B2B sales cycles run for months, and Meta’s AI optimizes for near-term conversions. The VP of Engineering who saw an ad today and influences a purchase decision six months from now is invisible to the system. That impression gets deprioritized in favor of someone more likely to click immediately, which in B2B is often entirely the wrong person. B2B messaging also involves complex value propositions and stakeholder-specific language that generative AI flattens into something that works for everyone and lands with no one.

What Survives Automation

Most brand leaders have underinvested in the two things that matter most moving forward with Meta. Their brand definition and utilizing first-party data.

Investing in brand definition must be the precursor to investing in media. The positioning must be summarized in a sentence for the algorithm to represent it best, and the visual identity needs to be distinctive enough to be recognized in a feed scroll. Without these, automation dilutes the brand. Uploading precise and detailed brand guidelines to Meta's consistency controls is getting materially better output, rather than subsidizing a generic version of themselves.

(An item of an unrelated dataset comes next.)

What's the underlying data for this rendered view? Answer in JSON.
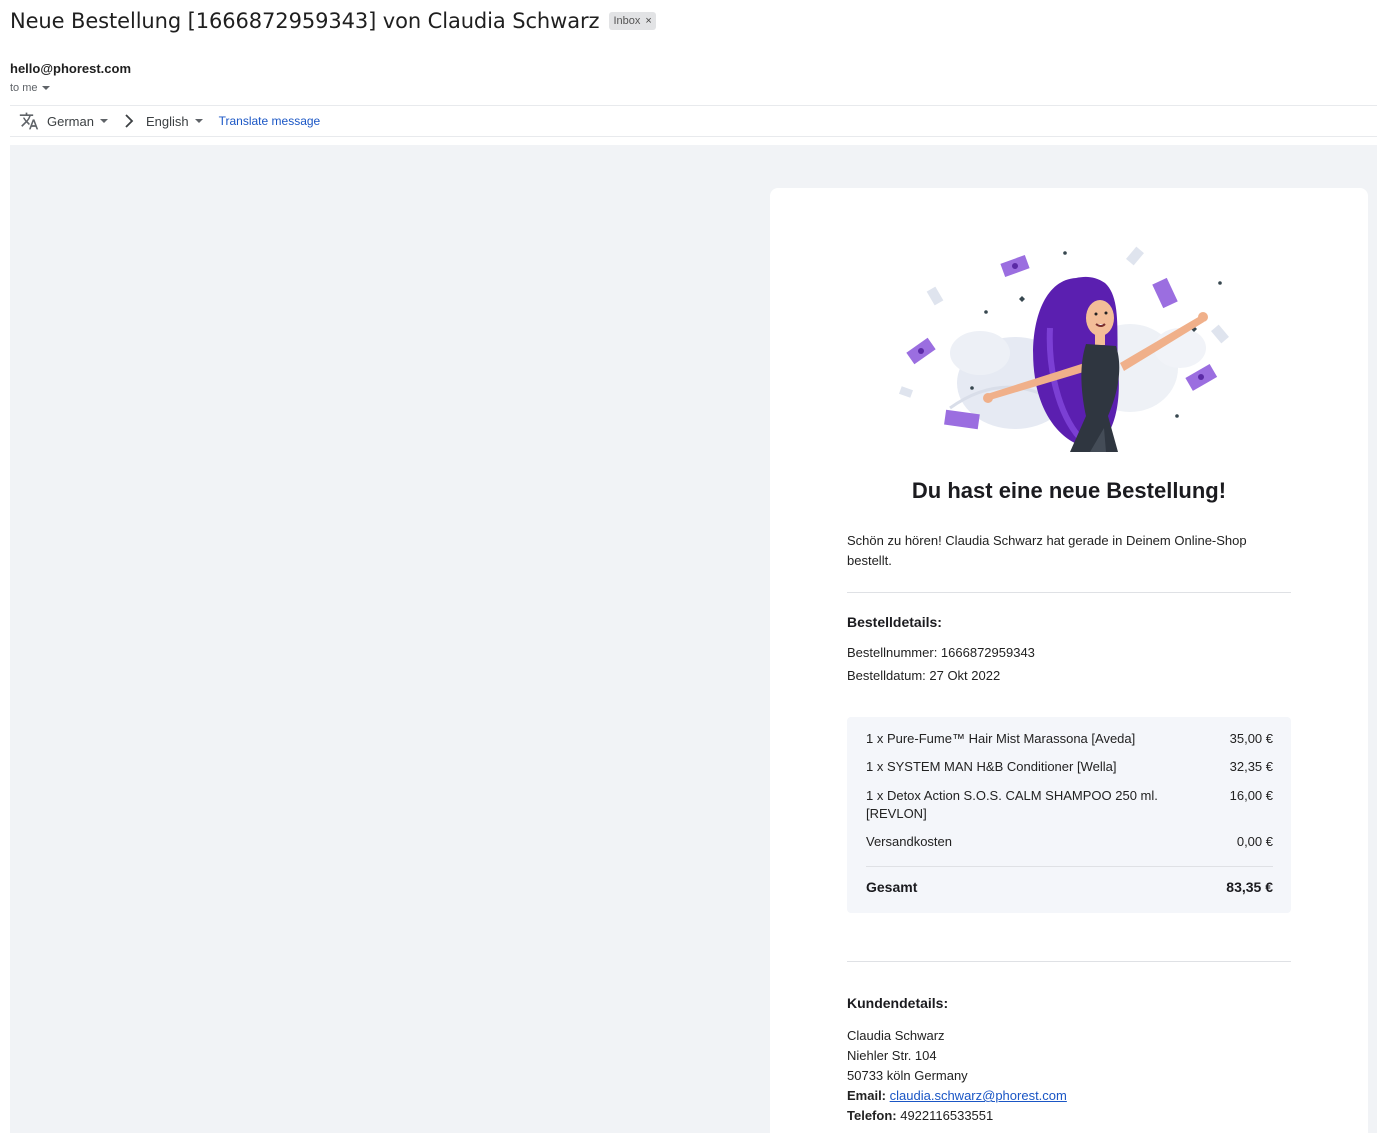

The variable that determines performance has shifted from targeting to creative diversity. Meta's Andromeda system rewards advertisers who provide creative variations, because the system needs a range to match the right message to the right viewer. That requires more creative investment, grounded in a clear brand strategy, so all the variations still feel like they come from the same company.

Meta's own reporting no longer gives the full picture. Brands need to build their own. Post-purchase surveys, CRM attribution, and brand lift studies all fill gaps that Meta's dashboard will not surface. Meta's reporting to evaluate its own automation is like the platform grading its own homework. 

The Same Story, Every Platform

Every piece I've written for The State of Brand this year points to the same conclusion. Whether it's AI overviews reshaping search visibility, LinkedIn's algorithm shifting distribution to personal profiles, or Meta automating campaign management entirely, the platforms are consolidating control and leaving brands with fewer inputs to work with. The brands I work with that are navigating this best are the ones that invested in brand clarity before the platforms made it mandatory.

The era of compensating for brand weakness with media execution precision is over. If the algorithm had to represent a brand with no manual controls, no targeting guardrails, and no human creative direction, would the output be recognizably that brand? If the answer is no, that is the problem worth solving first.